One nice difference is again the immutability. Currently, NMDnsManager keeps a reference to all relevant NMIP4Config instances, but as they are mutable, it needs to subscribe to changes. Later, when a NML3ConfigData instance "changes", it means it was replaced by a different one and NMDnsManager needs to update its list of tracked NML3ConfigData. I find that cleaner, because adding and removal to the list of NMIP4Config/NML3ConfigData happens anyway and needs to be handled.

  • Main bug:

    • rh#1868254: "refactor NetworkManager's IP configuration done by NMDevice"
  • Follow up but to improve model of devices:

    • rh#1066703: "[RFE] Handle parent/child relationships more cleanly"
  • Flexible IP methods:

    • rh#1791624: "NetworkManager must not remove used bridge"
  • Improving performance issues, this will lay ground work:

    • rh#1847125: "[RFE] Improve 20% performance on creating 1000 bridge over 1000 VLANs"

    • rh#1861527: "Excessive memory and CPU usage on a router with IPv6 BGP feed"

    • rh#1753677: "High cpu usage while non-controlled interface is mangling tc filters"

TODO

  • Before considering an IP method completely activated, check that all addresses we want to configure are no longer tentative.
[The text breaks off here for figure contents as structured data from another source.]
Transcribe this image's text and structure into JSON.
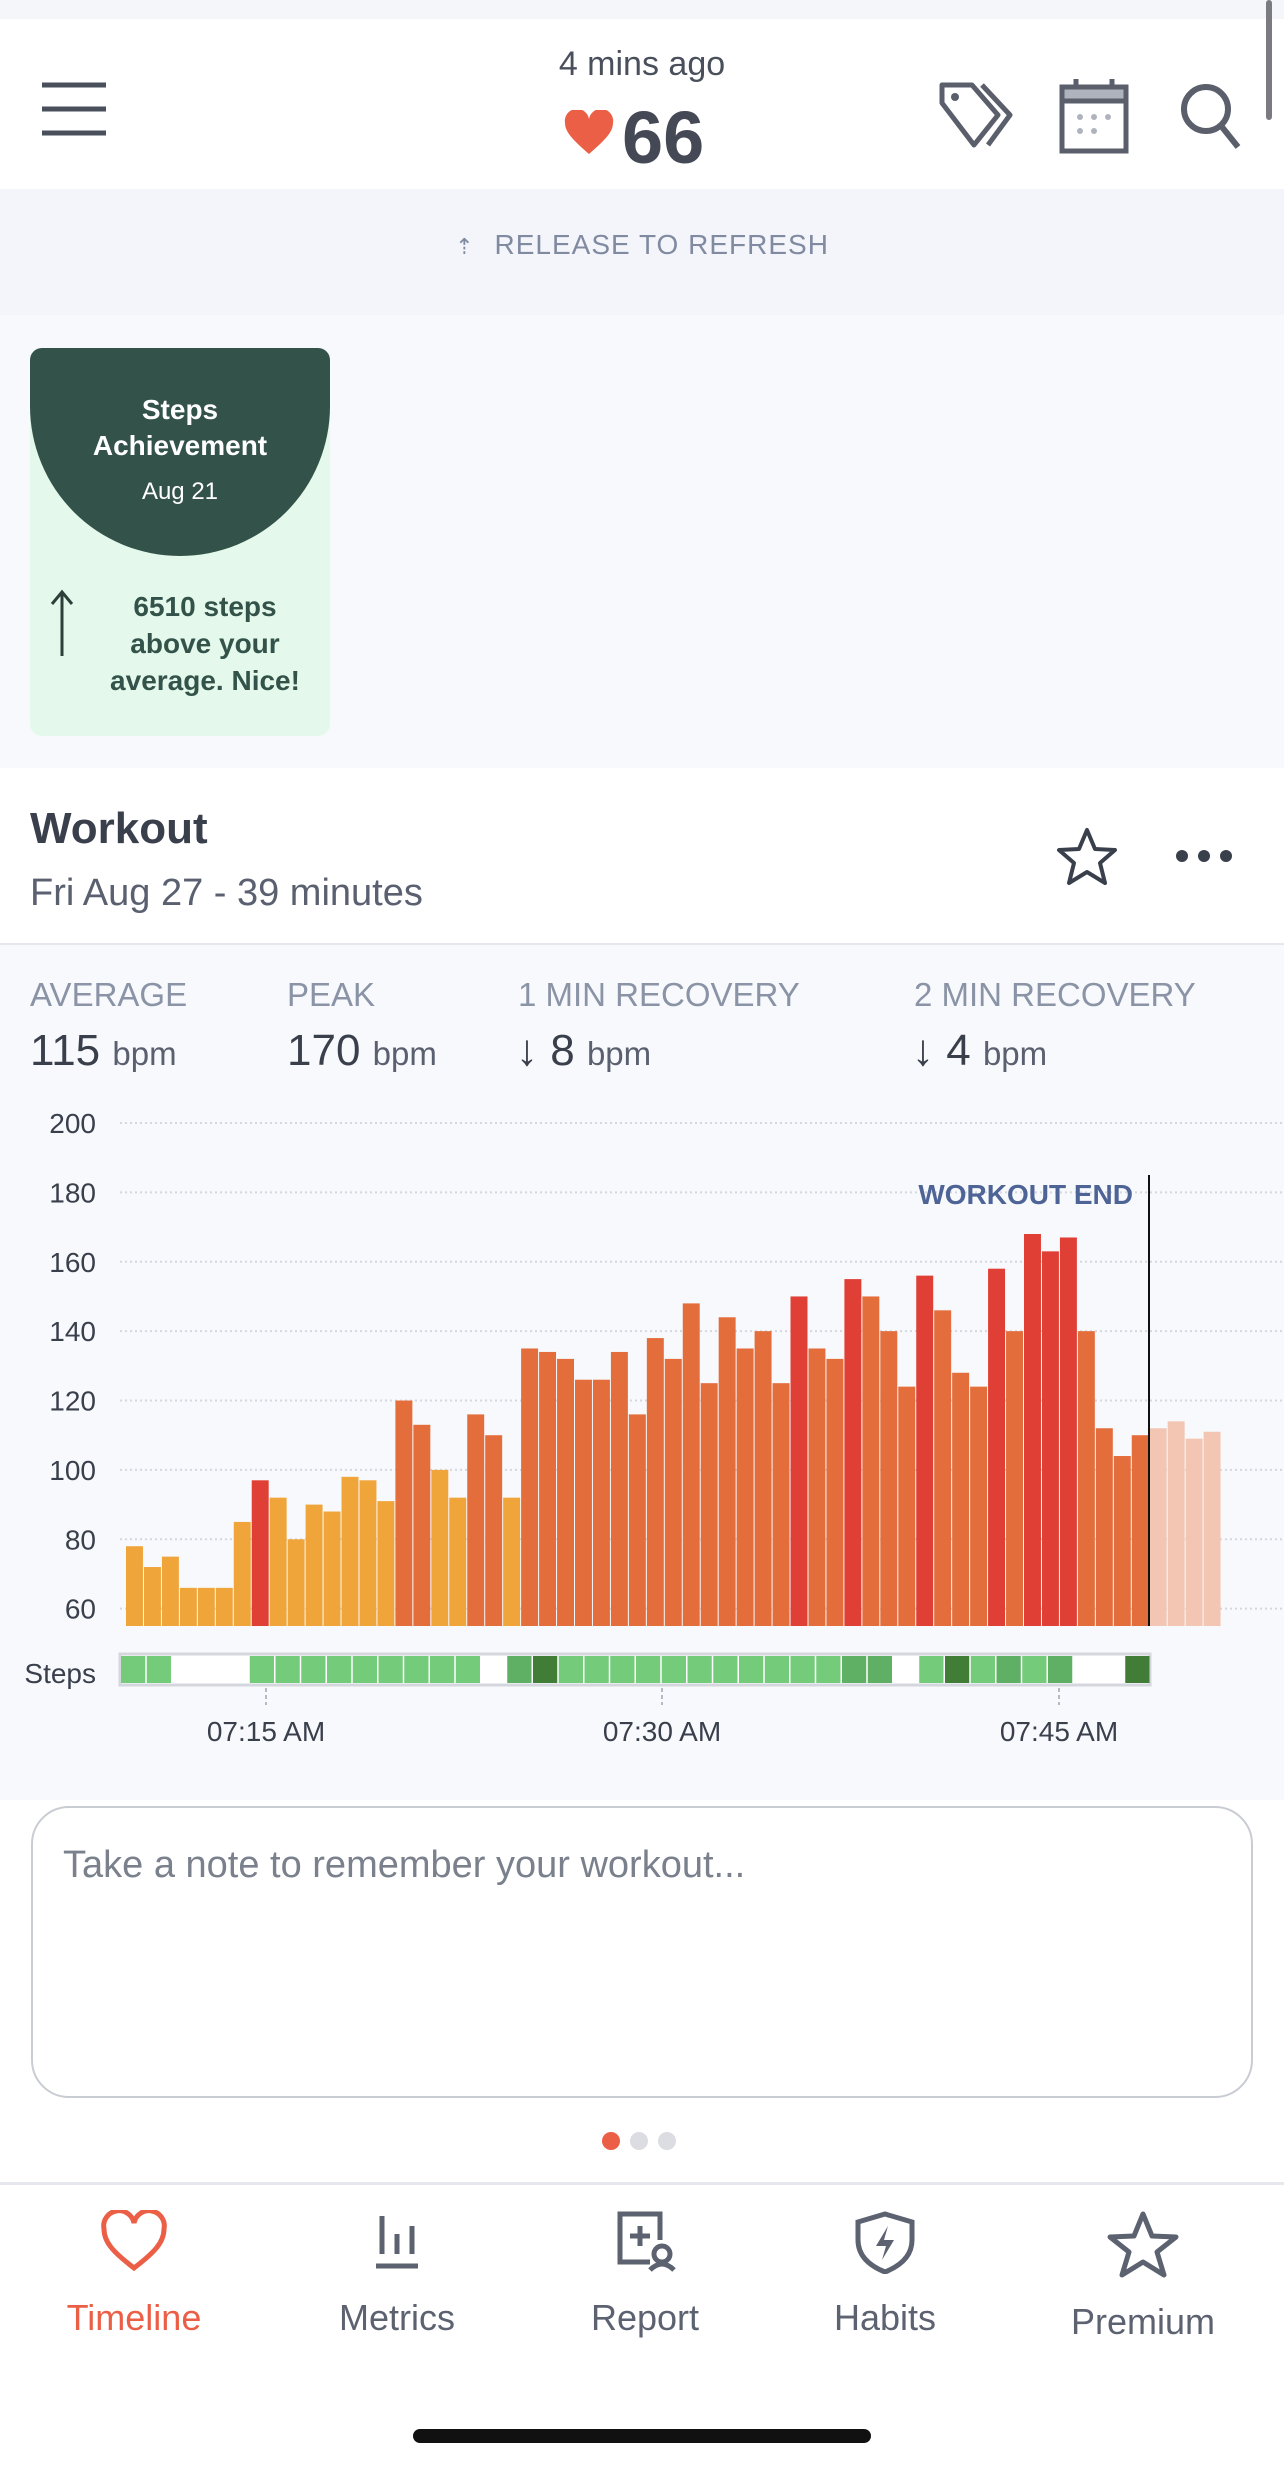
{
  "header": {
    "updated": "4 mins ago",
    "heart_rate": "66",
    "icons": [
      "menu-icon",
      "tag-icon",
      "calendar-icon",
      "search-icon"
    ]
  },
  "refresh": {
    "label": "RELEASE TO REFRESH"
  },
  "achievement": {
    "title_line1": "Steps",
    "title_line2": "Achievement",
    "date": "Aug 21",
    "text_line1": "6510 steps",
    "text_line2": "above your",
    "text_line3": "average. Nice!"
  },
  "workout": {
    "title": "Workout",
    "subtitle": "Fri Aug 27 - 39 minutes",
    "stats": [
      {
        "label": "AVERAGE",
        "value": "115",
        "unit": "bpm"
      },
      {
        "label": "PEAK",
        "value": "170",
        "unit": "bpm"
      },
      {
        "label": "1 MIN RECOVERY",
        "value": "8",
        "unit": "bpm"
      },
      {
        "label": "2 MIN RECOVERY",
        "value": "4",
        "unit": "bpm"
      }
    ],
    "note_placeholder": "Take a note to remember your workout...",
    "page": 1,
    "pages": 3
  },
  "colors": {
    "accent": "#ec5f47",
    "warmup": "#f0a53a",
    "cardio": "#e46d3c",
    "peak": "#e03f35",
    "recovery": "#f2c6b3",
    "steps": [
      "#ffffff",
      "#74cc7a",
      "#5fb064",
      "#427d38"
    ]
  },
  "chart_data": {
    "type": "bar",
    "ylim": [
      55,
      200
    ],
    "yticks": [
      "200",
      "180",
      "160",
      "140",
      "120",
      "100",
      "80",
      "60"
    ],
    "ytick_values": [
      200,
      180,
      160,
      140,
      120,
      100,
      80,
      60
    ],
    "xticks": [
      "07:15 AM",
      "07:30 AM",
      "07:45 AM"
    ],
    "annotation": "WORKOUT END",
    "steps_label": "Steps",
    "values": [
      78,
      72,
      75,
      66,
      66,
      66,
      85,
      97,
      92,
      80,
      90,
      88,
      98,
      97,
      91,
      120,
      113,
      100,
      92,
      116,
      110,
      92,
      135,
      134,
      132,
      126,
      126,
      134,
      116,
      138,
      132,
      148,
      125,
      144,
      135,
      140,
      125,
      150,
      135,
      132,
      155,
      150,
      140,
      124,
      156,
      146,
      128,
      124,
      158,
      140,
      168,
      163,
      167,
      140,
      112,
      104,
      110,
      112,
      114,
      109,
      111
    ],
    "zones": [
      "warmup",
      "warmup",
      "warmup",
      "warmup",
      "warmup",
      "warmup",
      "warmup",
      "peak",
      "warmup",
      "warmup",
      "warmup",
      "warmup",
      "warmup",
      "warmup",
      "warmup",
      "cardio",
      "cardio",
      "warmup",
      "warmup",
      "cardio",
      "cardio",
      "warmup",
      "cardio",
      "cardio",
      "cardio",
      "cardio",
      "cardio",
      "cardio",
      "cardio",
      "cardio",
      "cardio",
      "cardio",
      "cardio",
      "cardio",
      "cardio",
      "cardio",
      "cardio",
      "peak",
      "cardio",
      "cardio",
      "peak",
      "cardio",
      "cardio",
      "cardio",
      "peak",
      "cardio",
      "cardio",
      "cardio",
      "peak",
      "cardio",
      "peak",
      "peak",
      "peak",
      "cardio",
      "cardio",
      "cardio",
      "cardio",
      "recovery",
      "recovery",
      "recovery",
      "recovery"
    ],
    "steps_levels": [
      1,
      1,
      0,
      0,
      0,
      1,
      1,
      1,
      1,
      1,
      1,
      1,
      1,
      1,
      0,
      2,
      3,
      1,
      1,
      1,
      1,
      1,
      1,
      1,
      1,
      1,
      1,
      1,
      2,
      2,
      0,
      1,
      3,
      1,
      2,
      1,
      2,
      0,
      0,
      3
    ]
  },
  "nav": [
    {
      "label": "Timeline",
      "icon": "heart-icon",
      "active": true
    },
    {
      "label": "Metrics",
      "icon": "bar-chart-icon"
    },
    {
      "label": "Report",
      "icon": "report-icon"
    },
    {
      "label": "Habits",
      "icon": "shield-bolt-icon"
    },
    {
      "label": "Premium",
      "icon": "star-icon"
    }
  ]
}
For example, when activating a connection.type=pppoe, we might get an IPv6 address from the pppd daemon. We set that via nm_device_devip_set_state(device, addr_family, NM_DEVICE_IP_STATE_READY, ip_data->l3cd) Note that this currently already is sufficient to make the IP method (as far as PPP is concerned), to be "ready". We should however wait for IPv6 DAD to complete. See how that is already done for ipmanual (_dev_ipmanual_check_ready()).

  • NMDevicePPP fails to re-activate a profile that is currently active. This is not new on "next" branch, but also happened before. Have a pppoe profile active, and issue nmcli connection up $PROFILE again. This, as expected, brings down the device but fails to re-activate it. It's not trivial to fix (I think), because of the ip-ifindex madness. Check the logs. Test with contrib/scripts/test-ppp.sh script. Possibly affects other types.

  • NMDevice's ip4_config_pre_commit() had only one effect, to call nm_modem_ip4_pre_commit() which set IFF_NOARP. That is currently dropped. Find a different way to achieve that. Theoretically, we still could do that from NML3Cfg's post-commit notification. But this really should be handled by NML3Cfg. That means, to disable IFF_NOARP needs somehow configured by NMDeviceModem -- possibly by setting a flag in NML3ConfigData that indicates to do this. Or maybe NML3Cfg should detect automatically when to set IFF_NOARP.

  • ipvx.method=auto usually means autoconf6/DHCPv4, but it doesn't have to. For example with PPP/VPN it might mean that the IP configuration is provided by pppd/VPN or with Wi-Fi-P2P it might mean that the controller of a peer runs a DHCP server (shared). Now the parents implementation activate_stage3_ip_config() can no longer be overwritten by subclasses, and they always perform their steps. For subclasses to modify what a method means there is klass->get_ip_method_auto(self(). NMDeviceModem does not yet implement that, which is most certainly lacking. We need to test at least NMDeviceModem whether IP methods work correctly in this regard. Possibly other subclasses are affected too (NMDeviceBluetooth?).